Innovation aus Wildau geht an den Markt - In Schwarzheide wird aus gebrauchtem Kunststoff neuer Rohstoff
In seinen kühnsten Träumen hat sich Prof. Dr. Gerhard Behrendt folgende Szenen vielleicht schon einmal vorgestellt: Mit den Ergebnissen seiner mehrjährigen Forschung an innovativen Recyclingverfahren von Kunststoffen, wie zum Beispiel PET- und PUR-Produkten, unter dem Arm macht er sich auf den Weg zu Geldgebern, die seinen Plan finanzieren, und zu Ingenieuren, die seine neue Anlage bauen sollen. Die Gespräche sind gut, sein Plan gelingt, ein neues Unternehmen entsteht und die Presse berichtet über diesen Aufbau Ost
Im richtigen Leben arbeitet Gerhard Behrendt als Forscher und Dozent an der Technischen Fachhochschule im brandenburgischen Wildau. Er gehörte zu den Gründern der Gesellschaft zur Förderung der innovativen Region Mittelostbrandenburg, einem Verein, der unter der Abkürzung FIRM e.V. Geschichte schreiben sollte. Denn er wurde vom Bundesministerium für Bildung und Forschung (BMBF) mit einer Förderung im Rahmen der Innovationsinitiative InnoRegio ausgezeichnet. Das war 1999 und brachte im Jahr 2001 die stolze Summe von 1,78 Millionen DM zur Einrichtung eines Innovations- und Gründerlabors nach Wildau. Modernste Geräte für die Synthese, Verarbeitung und Charakterisierung von Materialien wurden damit angeschafft, um zeitgemäße Forschung zu ermöglichen, die vielleicht einmal zu neuen innovativen Technologien und Produkten führen. FIRM hat darauf aufbauend in mehr als zehn FuE-Vorhaben als InnoRegio-Initiative (bis 2006) die Ausstattung mit diversen Versuchsprogrammen ausgelastet. Und die Anschubinvestition des BMBF hat sich gelohnt!

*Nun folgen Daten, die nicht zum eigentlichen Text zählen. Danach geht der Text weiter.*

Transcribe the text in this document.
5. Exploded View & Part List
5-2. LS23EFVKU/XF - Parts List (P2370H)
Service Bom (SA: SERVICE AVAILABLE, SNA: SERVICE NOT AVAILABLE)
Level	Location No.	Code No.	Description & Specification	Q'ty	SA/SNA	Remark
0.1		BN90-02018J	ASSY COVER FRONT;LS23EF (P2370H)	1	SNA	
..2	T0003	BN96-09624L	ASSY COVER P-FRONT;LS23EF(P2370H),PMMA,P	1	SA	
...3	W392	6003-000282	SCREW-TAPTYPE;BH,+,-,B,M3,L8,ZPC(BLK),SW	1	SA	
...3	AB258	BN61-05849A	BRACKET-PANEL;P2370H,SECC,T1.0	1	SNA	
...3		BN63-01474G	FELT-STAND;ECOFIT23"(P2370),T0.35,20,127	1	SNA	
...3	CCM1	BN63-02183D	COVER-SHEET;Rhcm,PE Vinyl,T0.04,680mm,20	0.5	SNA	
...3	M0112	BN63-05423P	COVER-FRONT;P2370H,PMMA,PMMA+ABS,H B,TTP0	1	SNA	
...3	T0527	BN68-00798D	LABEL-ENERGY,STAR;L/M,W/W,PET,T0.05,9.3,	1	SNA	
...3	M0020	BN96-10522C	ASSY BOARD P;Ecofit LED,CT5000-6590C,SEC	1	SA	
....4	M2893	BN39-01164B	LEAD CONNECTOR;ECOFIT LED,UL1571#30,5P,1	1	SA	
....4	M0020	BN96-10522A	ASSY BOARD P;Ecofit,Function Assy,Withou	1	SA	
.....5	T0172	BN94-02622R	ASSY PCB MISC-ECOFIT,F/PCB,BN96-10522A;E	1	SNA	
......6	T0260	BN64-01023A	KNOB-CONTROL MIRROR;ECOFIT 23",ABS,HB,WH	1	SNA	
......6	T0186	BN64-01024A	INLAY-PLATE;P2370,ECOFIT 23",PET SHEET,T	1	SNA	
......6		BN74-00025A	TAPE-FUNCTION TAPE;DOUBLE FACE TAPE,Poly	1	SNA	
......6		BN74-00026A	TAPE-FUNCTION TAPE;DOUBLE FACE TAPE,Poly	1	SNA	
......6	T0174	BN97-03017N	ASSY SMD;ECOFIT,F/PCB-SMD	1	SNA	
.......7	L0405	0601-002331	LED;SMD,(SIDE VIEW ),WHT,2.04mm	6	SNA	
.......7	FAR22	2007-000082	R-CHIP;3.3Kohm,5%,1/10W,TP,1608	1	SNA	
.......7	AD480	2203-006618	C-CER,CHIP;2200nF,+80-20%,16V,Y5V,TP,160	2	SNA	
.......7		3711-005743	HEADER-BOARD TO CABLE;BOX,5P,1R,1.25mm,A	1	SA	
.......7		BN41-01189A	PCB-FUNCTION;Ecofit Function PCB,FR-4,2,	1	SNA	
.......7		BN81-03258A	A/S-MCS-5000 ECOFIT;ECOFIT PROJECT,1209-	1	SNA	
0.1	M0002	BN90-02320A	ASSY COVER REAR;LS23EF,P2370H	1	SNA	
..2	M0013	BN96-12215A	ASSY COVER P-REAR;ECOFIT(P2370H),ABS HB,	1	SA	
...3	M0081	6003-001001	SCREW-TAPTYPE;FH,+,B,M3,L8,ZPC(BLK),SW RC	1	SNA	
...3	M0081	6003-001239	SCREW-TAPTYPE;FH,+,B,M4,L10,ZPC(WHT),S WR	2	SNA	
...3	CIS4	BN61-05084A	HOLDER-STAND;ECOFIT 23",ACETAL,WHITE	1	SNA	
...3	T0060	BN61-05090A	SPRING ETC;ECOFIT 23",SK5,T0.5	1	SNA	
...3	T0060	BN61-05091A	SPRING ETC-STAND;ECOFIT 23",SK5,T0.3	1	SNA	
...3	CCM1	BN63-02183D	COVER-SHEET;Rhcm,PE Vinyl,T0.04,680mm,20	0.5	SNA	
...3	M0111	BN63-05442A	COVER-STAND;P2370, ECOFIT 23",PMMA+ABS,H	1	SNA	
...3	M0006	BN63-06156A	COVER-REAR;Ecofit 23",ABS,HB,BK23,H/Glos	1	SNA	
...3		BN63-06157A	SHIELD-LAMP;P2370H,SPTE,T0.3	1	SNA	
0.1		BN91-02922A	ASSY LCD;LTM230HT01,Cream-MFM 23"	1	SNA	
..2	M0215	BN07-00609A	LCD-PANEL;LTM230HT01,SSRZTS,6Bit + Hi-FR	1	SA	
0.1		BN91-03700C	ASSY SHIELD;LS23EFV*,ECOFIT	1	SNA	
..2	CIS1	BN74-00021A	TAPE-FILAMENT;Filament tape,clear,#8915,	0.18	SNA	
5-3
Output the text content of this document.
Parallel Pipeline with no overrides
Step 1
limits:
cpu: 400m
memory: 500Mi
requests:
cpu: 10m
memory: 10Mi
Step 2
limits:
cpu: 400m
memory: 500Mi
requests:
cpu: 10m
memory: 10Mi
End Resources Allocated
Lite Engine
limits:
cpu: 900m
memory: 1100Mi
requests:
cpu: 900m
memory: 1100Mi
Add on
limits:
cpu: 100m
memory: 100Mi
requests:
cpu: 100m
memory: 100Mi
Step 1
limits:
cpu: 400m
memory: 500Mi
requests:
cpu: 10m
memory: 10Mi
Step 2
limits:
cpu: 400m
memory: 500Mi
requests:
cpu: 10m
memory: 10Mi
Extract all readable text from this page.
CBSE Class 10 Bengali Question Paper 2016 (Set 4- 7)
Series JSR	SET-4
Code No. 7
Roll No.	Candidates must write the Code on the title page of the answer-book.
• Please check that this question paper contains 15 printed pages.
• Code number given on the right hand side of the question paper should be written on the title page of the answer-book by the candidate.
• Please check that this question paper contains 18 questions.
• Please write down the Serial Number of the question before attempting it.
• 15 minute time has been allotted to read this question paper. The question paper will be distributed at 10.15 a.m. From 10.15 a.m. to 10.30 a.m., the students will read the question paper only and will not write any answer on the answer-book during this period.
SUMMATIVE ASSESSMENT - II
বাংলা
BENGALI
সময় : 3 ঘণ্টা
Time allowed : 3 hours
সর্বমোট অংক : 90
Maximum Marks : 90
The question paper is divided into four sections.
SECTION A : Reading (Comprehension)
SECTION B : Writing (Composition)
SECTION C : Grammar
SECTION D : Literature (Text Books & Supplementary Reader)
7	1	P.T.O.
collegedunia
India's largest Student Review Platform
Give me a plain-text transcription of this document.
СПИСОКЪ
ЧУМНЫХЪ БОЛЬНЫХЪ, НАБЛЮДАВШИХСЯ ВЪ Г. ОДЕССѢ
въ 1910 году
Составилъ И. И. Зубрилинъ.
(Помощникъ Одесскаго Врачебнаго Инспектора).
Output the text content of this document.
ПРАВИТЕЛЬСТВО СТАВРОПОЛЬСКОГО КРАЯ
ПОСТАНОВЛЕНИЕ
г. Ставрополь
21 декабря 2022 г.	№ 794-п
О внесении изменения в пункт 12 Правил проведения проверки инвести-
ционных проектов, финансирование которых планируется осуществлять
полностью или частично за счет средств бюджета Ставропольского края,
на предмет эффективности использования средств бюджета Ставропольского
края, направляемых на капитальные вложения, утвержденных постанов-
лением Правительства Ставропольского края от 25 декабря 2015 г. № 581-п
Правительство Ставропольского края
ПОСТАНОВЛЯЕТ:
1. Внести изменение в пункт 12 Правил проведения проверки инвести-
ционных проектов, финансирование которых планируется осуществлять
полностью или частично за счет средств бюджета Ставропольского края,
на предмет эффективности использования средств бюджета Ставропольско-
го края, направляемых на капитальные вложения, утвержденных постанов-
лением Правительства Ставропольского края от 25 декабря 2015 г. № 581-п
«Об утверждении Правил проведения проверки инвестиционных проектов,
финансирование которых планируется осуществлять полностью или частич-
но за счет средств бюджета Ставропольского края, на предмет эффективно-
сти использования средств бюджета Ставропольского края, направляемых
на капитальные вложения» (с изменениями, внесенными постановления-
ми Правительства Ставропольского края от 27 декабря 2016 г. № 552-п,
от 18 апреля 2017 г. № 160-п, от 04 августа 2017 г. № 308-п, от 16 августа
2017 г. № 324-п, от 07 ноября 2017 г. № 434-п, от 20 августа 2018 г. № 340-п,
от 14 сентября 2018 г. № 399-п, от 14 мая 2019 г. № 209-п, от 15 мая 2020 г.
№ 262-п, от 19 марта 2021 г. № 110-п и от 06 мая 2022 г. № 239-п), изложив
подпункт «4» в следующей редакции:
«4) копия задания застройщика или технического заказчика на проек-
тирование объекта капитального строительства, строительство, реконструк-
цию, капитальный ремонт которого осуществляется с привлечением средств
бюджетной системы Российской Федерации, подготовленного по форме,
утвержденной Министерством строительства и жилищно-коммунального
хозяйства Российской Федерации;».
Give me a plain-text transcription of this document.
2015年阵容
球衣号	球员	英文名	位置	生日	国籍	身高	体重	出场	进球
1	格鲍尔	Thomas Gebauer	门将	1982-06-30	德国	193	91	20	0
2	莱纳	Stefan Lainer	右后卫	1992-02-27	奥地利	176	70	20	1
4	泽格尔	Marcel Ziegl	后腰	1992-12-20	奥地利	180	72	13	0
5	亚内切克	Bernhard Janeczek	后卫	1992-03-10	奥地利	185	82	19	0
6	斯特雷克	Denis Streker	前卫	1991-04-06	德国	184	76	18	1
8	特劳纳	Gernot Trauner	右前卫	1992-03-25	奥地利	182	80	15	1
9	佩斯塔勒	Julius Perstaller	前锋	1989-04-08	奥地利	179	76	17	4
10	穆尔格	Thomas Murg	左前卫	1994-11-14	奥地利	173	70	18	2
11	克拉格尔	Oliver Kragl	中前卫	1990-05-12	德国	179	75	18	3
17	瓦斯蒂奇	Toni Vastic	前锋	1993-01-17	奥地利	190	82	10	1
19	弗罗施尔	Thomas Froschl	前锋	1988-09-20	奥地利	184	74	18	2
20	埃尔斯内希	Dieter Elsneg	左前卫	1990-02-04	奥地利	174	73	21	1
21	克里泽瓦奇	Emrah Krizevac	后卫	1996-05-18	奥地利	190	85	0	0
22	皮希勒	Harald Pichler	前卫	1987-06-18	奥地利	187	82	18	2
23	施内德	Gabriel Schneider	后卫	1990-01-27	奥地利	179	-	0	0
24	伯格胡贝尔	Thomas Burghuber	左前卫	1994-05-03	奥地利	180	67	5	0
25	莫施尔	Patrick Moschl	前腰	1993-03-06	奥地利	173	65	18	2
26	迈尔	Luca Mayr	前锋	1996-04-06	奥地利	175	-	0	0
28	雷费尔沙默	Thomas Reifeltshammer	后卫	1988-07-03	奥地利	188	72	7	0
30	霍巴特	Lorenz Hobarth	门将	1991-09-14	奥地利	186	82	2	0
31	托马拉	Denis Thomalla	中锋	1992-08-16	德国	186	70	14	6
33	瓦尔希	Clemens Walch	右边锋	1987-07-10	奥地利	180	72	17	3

Denn aus dem möglichen Traum von Gerhard Behrendt wurde im Februar dieses Jahres stolze Wirklichkeit. Sechs Mitarbeiter der neuen Petopur GmbH unter der Leitung von Geschäftsführer Joachim Prüger und Betriebsleiter Dr. Ralf Oehmgen nahmen im Chemiepark Schwarzheide die neu entwickelte und gebaute Anlage in Betrieb. Mehr als fünf Jahre intensiver Forschung und Entwicklung im Netzwerk der InnoRegio-Initiative FIRM waren dem vorangegangen. Mehr als zehn Partner aus Wirtschaft und Wissenschaft hatten dabei ein Ziel: In Mittelostbrandenburg – in etwa die Region zwischen Berlin und der Lausitz – sollte eine neue Zusammenarbeit zwischen Wirtschaft, Wissenschaft, Verwaltung und Politik erreicht werden. Mit Kompetenz und Kreativität wurde und wird eine innovative Region entwickelt, in der das Wiedergewinnen hochwertiger Materialien aus gebrauchten Produkten zum Beispiel der Kunststoffindustrie zum Standard gehört.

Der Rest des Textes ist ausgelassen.